Siren's Song Page 65
Valiant spun around, slashing. Magic lapped on the blade, powering his strike. He drew blood from both angels, and they fell back against the wall, clenching their teeth against the pain. Two angels, top of the Legion, as tough as they came, each one barely keeping themselves from screaming out in agony.
“Perhaps it’s working after all. This sword can kill an immortal,” Valiant taunted them. “It’s made me powerful, more powerful than an angel. I am a god. And I will destroy the gods and demons with their own weapons.”
“What happened all those years ago?” I asked him, drawing his attention back to me. I wanted nothing more than to go to Nero, to make sure he was all right, but I had to keep the pilgrim talking. I had to give the angels a chance to heal.
“I can see the pain in your eyes, Valiant,” I said. “And hatred. Why do you hate them so much? You serve the gods.”
“Those who serve the gods suffer most of all. My wife and my sister died in my service of the gods, two pointless deaths in the war of titans, victims of the monsters the gods and demons unleashed on this Earth. We all went out there, drawing the monsters away from the town. Only I came back.”
“You feel guilty that you were the one to survive,” I realized.
“No,” he denied it. “I don’t feel guilty. I’m furious.”
But I could see it in his eyes. He couldn’t stand that he’d survived and those he’d loved had died. I almost felt sorry for him—if not for the fact that he wanted to go out and kill a bunch of people.
“I was powerless to save them,” he said. “But I’m not powerless now. Not now, not ever again. I will tear through the armies of heaven and hell. I will pluck the gods and demons from their thrones. I will defeat the monster and return the Earth to humanity.”
I didn’t think anyone would survive his kind of war. A war built on vengeance was just a self-perpetuating cycle. It would keep going until everyone was dead.
Nero and Damiel came at Valiant from either side, not allowing him to use the sword against both at once. After feeling the mortal bite of the blade, they were more cautious now. They were evading his strikes, but they sword’s magic had made him as strong and fast as an angel. It was only a matter of time before he drew blood again.
A memory crashed against me. An angel cut at her with her own sword.
Valiant cut across Nero’s chest, slicing through the leather. I screamed out.
She looked up, seeing her own death in the angel’s eyes. The sword came down—and then just stopped, frozen. It was fighting him. It was fighting for its true master. It turned around and stabbed him in the chest.
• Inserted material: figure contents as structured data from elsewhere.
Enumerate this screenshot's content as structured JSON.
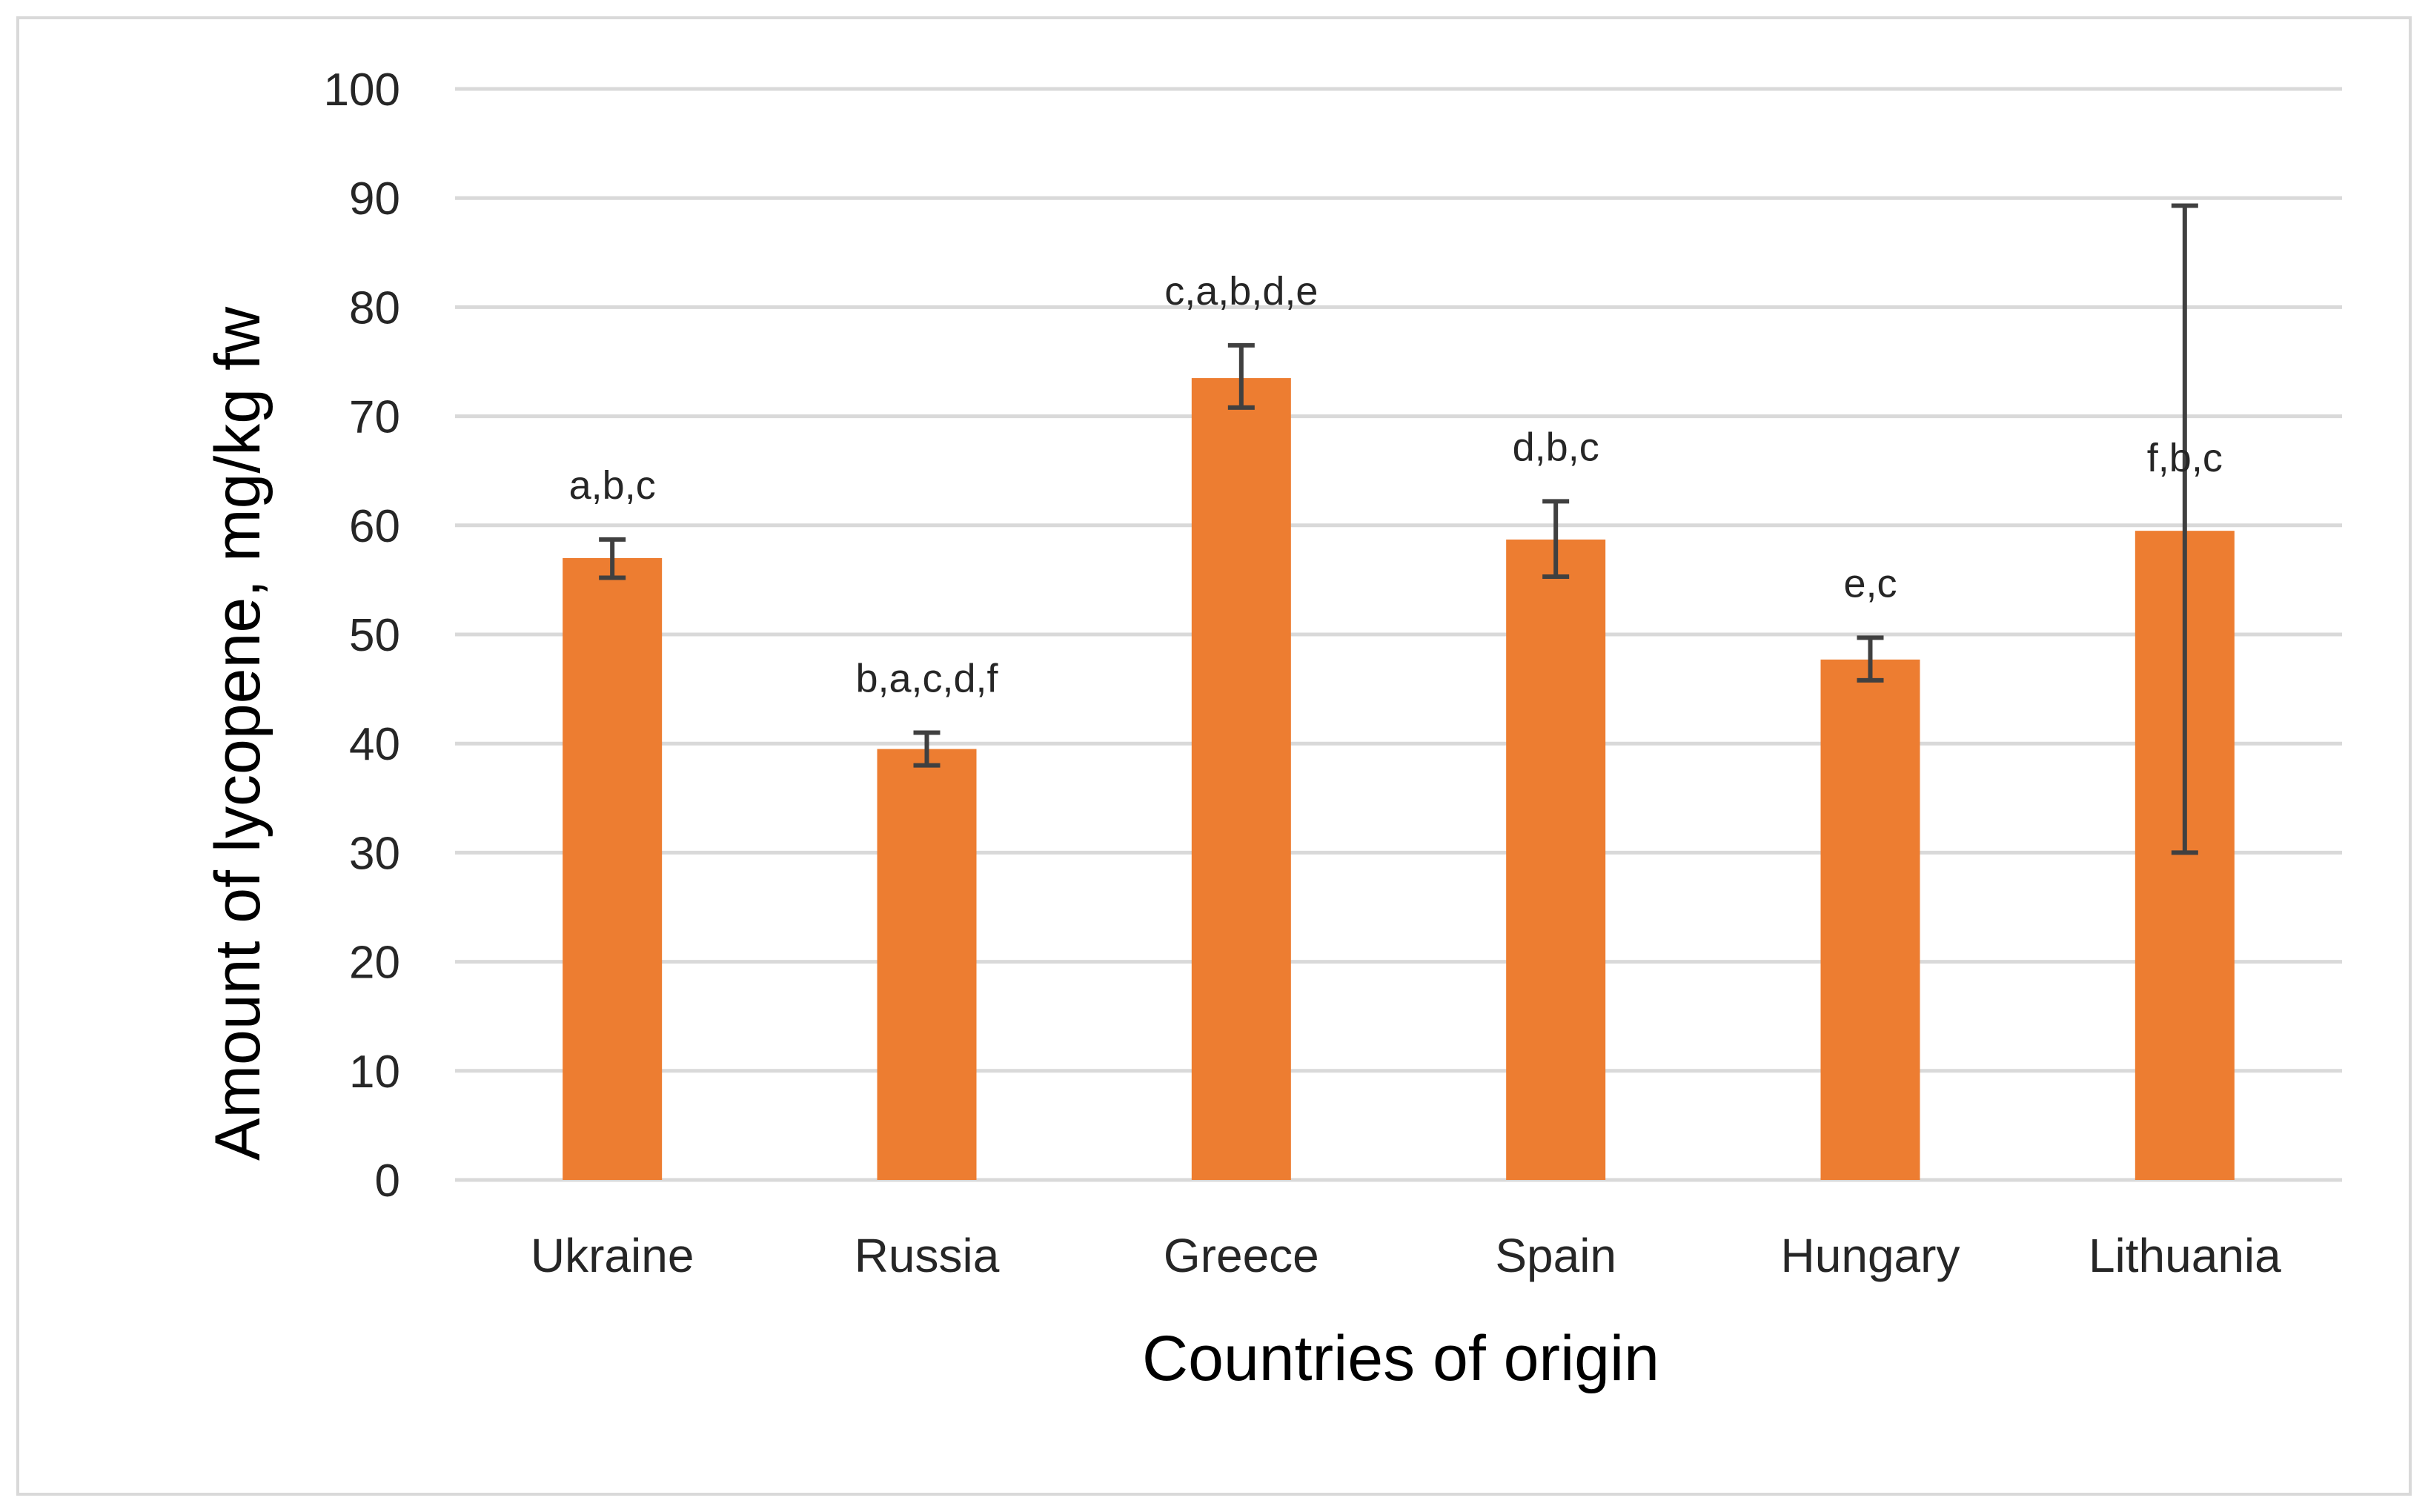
{
  "chart_data": {
    "type": "bar",
    "title": "",
    "xlabel": "Countries of origin",
    "ylabel": "Amount of lycopene, mg/kg fw",
    "ylim": [
      0,
      100
    ],
    "yticks": [
      "0",
      "10",
      "20",
      "30",
      "40",
      "50",
      "60",
      "70",
      "80",
      "90",
      "100"
    ],
    "grid": true,
    "legend": "none",
    "categories": [
      "Ukraine",
      "Russia",
      "Greece",
      "Spain",
      "Hungary",
      "Lithuania"
    ],
    "values": [
      57,
      39.5,
      73.5,
      58.7,
      47.7,
      59.5
    ],
    "error_low": [
      55.2,
      38.0,
      70.8,
      55.3,
      45.8,
      30.0
    ],
    "error_high": [
      58.7,
      41.0,
      76.5,
      62.2,
      49.7,
      89.3
    ],
    "significance_labels": [
      "a,b,c",
      "b,a,c,d,f",
      "c,a,b,d,e",
      "d,b,c",
      "e,c",
      "f,b,c"
    ],
    "colors": {
      "bar": "#ed7d31",
      "grid": "#d9d9d9",
      "error_bar": "#404040"
    }
  }
}
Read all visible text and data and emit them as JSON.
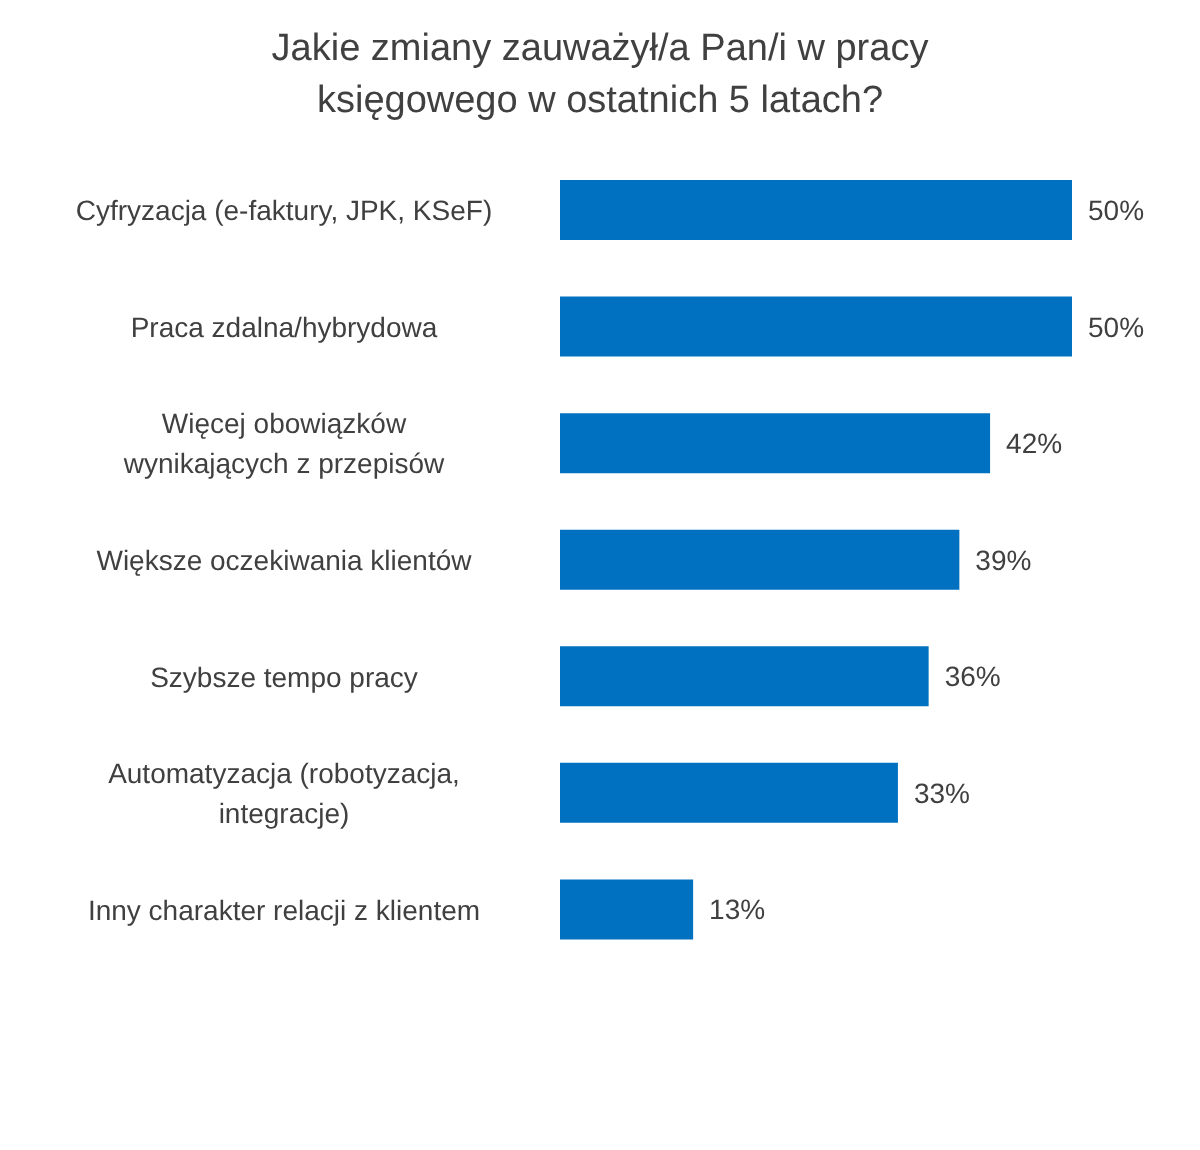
{
  "chart_data": {
    "type": "bar",
    "orientation": "horizontal",
    "title": "Jakie zmiany zauważył/a Pan/i w pracy księgowego w ostatnich 5 latach?",
    "categories": [
      "Cyfryzacja (e-faktury, JPK, KSeF)",
      "Praca zdalna/hybrydowa",
      "Więcej obowiązków\nwynikających z przepisów",
      "Większe oczekiwania klientów",
      "Szybsze tempo pracy",
      "Automatyzacja (robotyzacja,\nintegracje)",
      "Inny charakter relacji z klientem"
    ],
    "values": [
      50,
      50,
      42,
      39,
      36,
      33,
      13
    ],
    "value_labels": [
      "50%",
      "50%",
      "42%",
      "39%",
      "36%",
      "33%",
      "13%"
    ],
    "color": "#0070c0"
  }
}
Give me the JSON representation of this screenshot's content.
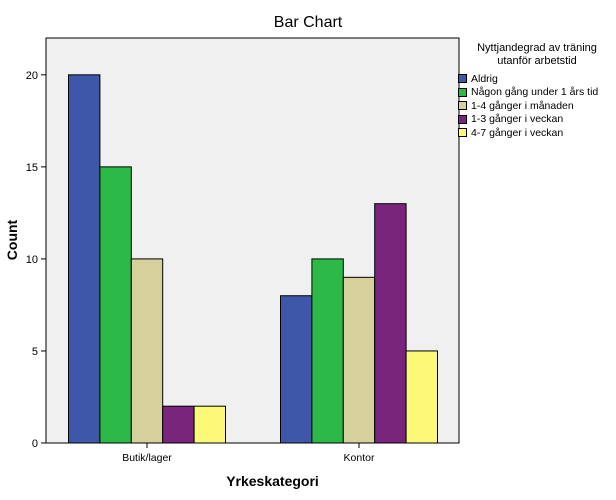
{
  "chart_data": {
    "type": "bar",
    "title": "Bar Chart",
    "xlabel": "Yrkeskategori",
    "ylabel": "Count",
    "categories": [
      "Butik/lager",
      "Kontor"
    ],
    "ylim": [
      0,
      22
    ],
    "yticks": [
      0,
      5,
      10,
      15,
      20
    ],
    "grid": false,
    "legend_title": "Nyttjandegrad av träning utanför arbetstid",
    "legend_title_lines": [
      "Nyttjandegrad av träning",
      "utanför arbetstid"
    ],
    "legend_position": "right",
    "series": [
      {
        "name": "Aldrig",
        "color": "#3F57A9",
        "values": [
          20,
          8
        ]
      },
      {
        "name": "Någon gång under 1 års tid",
        "color": "#2CB947",
        "values": [
          15,
          10
        ]
      },
      {
        "name": "1-4 gånger i månaden",
        "color": "#D6D09D",
        "values": [
          10,
          9
        ]
      },
      {
        "name": "1-3 gånger i veckan",
        "color": "#7A257C",
        "values": [
          2,
          13
        ]
      },
      {
        "name": "4-7 gånger i veckan",
        "color": "#FBF977",
        "values": [
          2,
          5
        ]
      }
    ],
    "plot_background": "#F0F0F0"
  }
}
I ran forward, calling out to the sword in Valiant’s hand, a stolen weapon that had never been meant for him. It flew out of his hand.
“What’s going on?” he demanded.
I kept moving forward, a flash of adrenaline burying my pain. “They’re not yours.”
The shield sank to the ground. Valiant pulled on it, but it didn’t budge.
“They see the hatred in your heart,” I said.
The armor shifted, constricting. Crushing.
“And they want no part of it.”
Valiant’s hands darted to the armor clasps, trying to open them. The silver metal began to glow.
“What are you doing to me?!” he howled at me, pounding at his chest, desperately trying to get out of the armor.
The sword lifted into the air, then plunged through his neck. The armor split open, and Valiant’s body fell to the floor.
Damiel’s eyes darted from me, to the dead Pilgrim, to the pile of weapons beside him. “Spectacular.” He reached for the weapons.
Nero got to them first. Damiel didn’t try to stop his son as he lifted them off the floor.
“You have a big mess to explain,” Damiel observed.
“Osiris Wardbreaker and Valiant were after the relics. Their forces clashed. Valiant died,” Nero told me.
“And what about the Osiris?”
Nero gave his father a hard look, then said, “The rogue angel died too. The armor’s magic overloaded and killed him after he killed the pilgrim.”
“Perhaps you do understand loyalty to your family after all,” said Damiel.
“Stop talking,” Nero told his father, then tossed me a roll of tape. “Bind him in that tape. It’s strong enough to hold an angel. The more he struggles, the more his magic is drained.”
Damiel watched in silent amusement as I bound his hands.
“The relics of heaven and hell were destroyed,” I told Nero. If the Legion got those weapons, the power would destroy them from the inside, turning angel against angel.
“Agreed,” Nero said, putting them into a bag.
The room chose that room to lurch. Nero caught me before I fell. His mouth hardened when he saw the bullet wound in my stomach. The rest of me probably didn’t look so great either.
He set his hand on my stomach and magic flowed from him to me. “Hold on, Leda.”
Everything went black. I was blind.
“…not healing.”
“It was an immortal weapon.”
“You’re not dying,” Nero told me.
My body felt numb.
“You still have to save Zane. I order you not to die.”
I held onto that thought, drawing myself back into the pain.
“Bossy,” I muttered.
He kissed me with lips wet with his own blood. A drop fell onto my tongue, jolting me awake like a shot of pure caffeine. I opened my eyes, and looked up into his eyes.